Testing my BrewPi-controlled fridge - can I do something about flux?

I am conducting a fridge test on my fermentation chamber right now. The Beer- and Fridge sensors are both in the back of the fridge, and a couple of centimeters away from the cooling element in the back of the fridge. I am running BrewPi with the Beer Constant setting to see how acurate I can control the temperature. Below you see the overview over the last couple of days. I have numbered some sections which I have zoomed in at later. First the overview:

We see that the temperature is very stable at certain temperatures and not so stable on others. It is also fun to see how BrewPi learn and auto-detect the peeks and auto-adjust the “estimators”. Below I focus on each area.

In area 1 (sounds like a sci-fi movie :-)) I go from a stable temp on 19 C down to somewhat unstable temp on 10 C. The cool part about the 10 C area is that the curves are very smooth, with equal overshoots and undershoots. On 5 C I come close to the capacity of my 23 year old fridge, and we see that the fridge can hardly come that far down. That doesn’t matter right now as I am mainly working with ales :smile:

Shown below is area 2 where we see the first emering pattern on my “unstable temperatures” when I rised the temp to 19 C again.

As you see we have a small overshoot , and then we see the every other heavy undershoot. The second halt up to 20 C is OK again.

Shown below is area 3 where I go from steady 20 C to 19 C, where the temp stabilizes again. All nice here!

And finally we see area 4 where I go from steady 19 C to the unstable 15 C and unstable 16 C. The two last temps have the same pattern with a small overshoot and then every other heavy undershoot.

I have tried to figure out if the direction of temp has something to say. In other words, is the pattern emering when we lower the temp or when we rise it.

The question is - can I do something about it?

First question I have is: do you have a thermowell and is this in 20L beer or water?

Your beer temperature seems to drop 5 degrees from cooling the minimum time of 3 minutes. Your fridge temp and beer temp seem to be identical. I would expect the beer temperature to respond much, much slower.

Because of the beer temp fluctuating so fast and with big swings, the fridge setpoint is just clipping to the min and max. (pidMax, +/- 10C by default).

Given how close the lines are, it might even be the same sensor. Can you try removing both (set function to none), then installing them again?

BTW: awesome presentation :slight_smile:

Thanks for quick reply! The beer-sensor is not placed in water or anything yet, just in the “air” of the fridge! Of course I will test out this with my FastFerment filled with water tonight!! This is my first test and I just wanted to see that I have some sort of control over the temps - but of course I now understand that water will behave different than air :smile:

BTW - I have a blog post showing the fridge here (albeit in Norwegian): http://www.bobsbittelillebryggeri.no/web/bbb.nsf/d6plinks/DIY003_BrewPi_Cooler

The beer-sensor is indeed very close to the fridge-sensor, and both of them is placed 2 cm away from the cooling-element (a big plate of some sort) in the back of the frigde.

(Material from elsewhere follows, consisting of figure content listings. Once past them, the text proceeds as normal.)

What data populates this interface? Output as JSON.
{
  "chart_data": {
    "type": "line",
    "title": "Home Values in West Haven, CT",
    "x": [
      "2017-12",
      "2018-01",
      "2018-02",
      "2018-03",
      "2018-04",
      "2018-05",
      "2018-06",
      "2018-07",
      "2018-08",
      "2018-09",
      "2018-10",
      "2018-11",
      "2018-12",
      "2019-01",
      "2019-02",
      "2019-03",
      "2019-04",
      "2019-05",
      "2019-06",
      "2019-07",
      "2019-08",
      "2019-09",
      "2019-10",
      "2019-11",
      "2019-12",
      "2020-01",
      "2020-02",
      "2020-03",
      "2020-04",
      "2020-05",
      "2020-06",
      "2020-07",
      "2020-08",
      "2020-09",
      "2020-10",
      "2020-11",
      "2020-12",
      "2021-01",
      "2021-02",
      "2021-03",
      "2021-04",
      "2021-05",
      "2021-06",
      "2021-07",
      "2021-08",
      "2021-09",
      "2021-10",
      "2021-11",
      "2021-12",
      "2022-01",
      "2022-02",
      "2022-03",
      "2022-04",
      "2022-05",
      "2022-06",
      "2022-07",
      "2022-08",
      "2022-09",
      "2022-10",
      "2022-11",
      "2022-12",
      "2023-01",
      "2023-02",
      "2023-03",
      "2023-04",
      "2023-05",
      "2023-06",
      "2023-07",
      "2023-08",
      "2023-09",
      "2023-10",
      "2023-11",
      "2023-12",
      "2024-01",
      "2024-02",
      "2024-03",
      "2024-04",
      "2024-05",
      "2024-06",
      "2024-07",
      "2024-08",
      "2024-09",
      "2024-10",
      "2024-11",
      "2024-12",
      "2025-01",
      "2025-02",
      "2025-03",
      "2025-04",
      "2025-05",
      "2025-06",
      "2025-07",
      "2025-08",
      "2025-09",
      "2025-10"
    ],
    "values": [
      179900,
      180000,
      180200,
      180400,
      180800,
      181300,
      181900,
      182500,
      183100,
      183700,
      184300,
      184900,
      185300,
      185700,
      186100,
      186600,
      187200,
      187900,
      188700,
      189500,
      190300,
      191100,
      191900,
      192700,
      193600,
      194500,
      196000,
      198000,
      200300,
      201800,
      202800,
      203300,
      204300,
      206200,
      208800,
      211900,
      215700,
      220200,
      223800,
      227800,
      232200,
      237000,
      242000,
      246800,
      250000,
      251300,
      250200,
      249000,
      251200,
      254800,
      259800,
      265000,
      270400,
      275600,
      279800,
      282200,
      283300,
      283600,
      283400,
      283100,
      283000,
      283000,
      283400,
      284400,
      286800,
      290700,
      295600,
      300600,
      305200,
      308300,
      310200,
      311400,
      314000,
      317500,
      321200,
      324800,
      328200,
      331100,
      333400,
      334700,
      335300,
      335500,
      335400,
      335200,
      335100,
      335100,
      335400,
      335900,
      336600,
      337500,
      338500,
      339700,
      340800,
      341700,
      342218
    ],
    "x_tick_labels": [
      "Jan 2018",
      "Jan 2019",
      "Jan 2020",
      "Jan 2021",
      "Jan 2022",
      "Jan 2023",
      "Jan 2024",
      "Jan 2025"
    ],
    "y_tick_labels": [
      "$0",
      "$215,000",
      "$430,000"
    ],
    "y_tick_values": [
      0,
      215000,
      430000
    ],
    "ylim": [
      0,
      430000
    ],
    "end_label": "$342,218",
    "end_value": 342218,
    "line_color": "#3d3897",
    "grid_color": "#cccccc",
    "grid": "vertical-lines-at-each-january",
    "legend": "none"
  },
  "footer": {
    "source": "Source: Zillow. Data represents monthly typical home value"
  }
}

I’ll report back when I test with my FastFerment full of water :smile:

Is there anywhere I read more about how the algorithms work? I see that we have a bunch of - for a noob - esoteric variables such as PID: ki, kp and kd, but I don’t quite understand how it all interrelates.

Finally, thanks for the kind words on the presentation. Being a programmer I know that one need clear examples, and I have seen that you quickly asks for “zoom in on this and that” in your responses :smile:

With the sensors in the air, you’ll get much better results using fridge constant mode, which is designed to maintain constant air temperature.

The drivers for PID are proportional error, integral of the error and derivative.

Kp: proportional, main driver, determines how far the fridge setting is from the beer temp. Error*kp = difference
Kd: derivative, if the temp is already dropping, raise setting to prevent overshoot.
Ki: integrator, accumulated error. This prevents steady state errors.

You can see the math in action on the control panel tab.

No sensor in water yet! Controlling the whole thing from work … Below you see the the fridge constant run. At the arrows you see that the temp dips almost two degrees below target of 10 C. Haven’t run for too long yet, but it seems like a pattern emerges. Isn’t there room for shorter compressor-runs so the overshoot isn’t quite so much?

When you look at the first compressor-off (approx 12:45) it seems to have better cut-off.

Hi again @Elco. New test, now with FastFerment’er filled with water, and what other than this can I say!

Thanks for creating a marvelous product!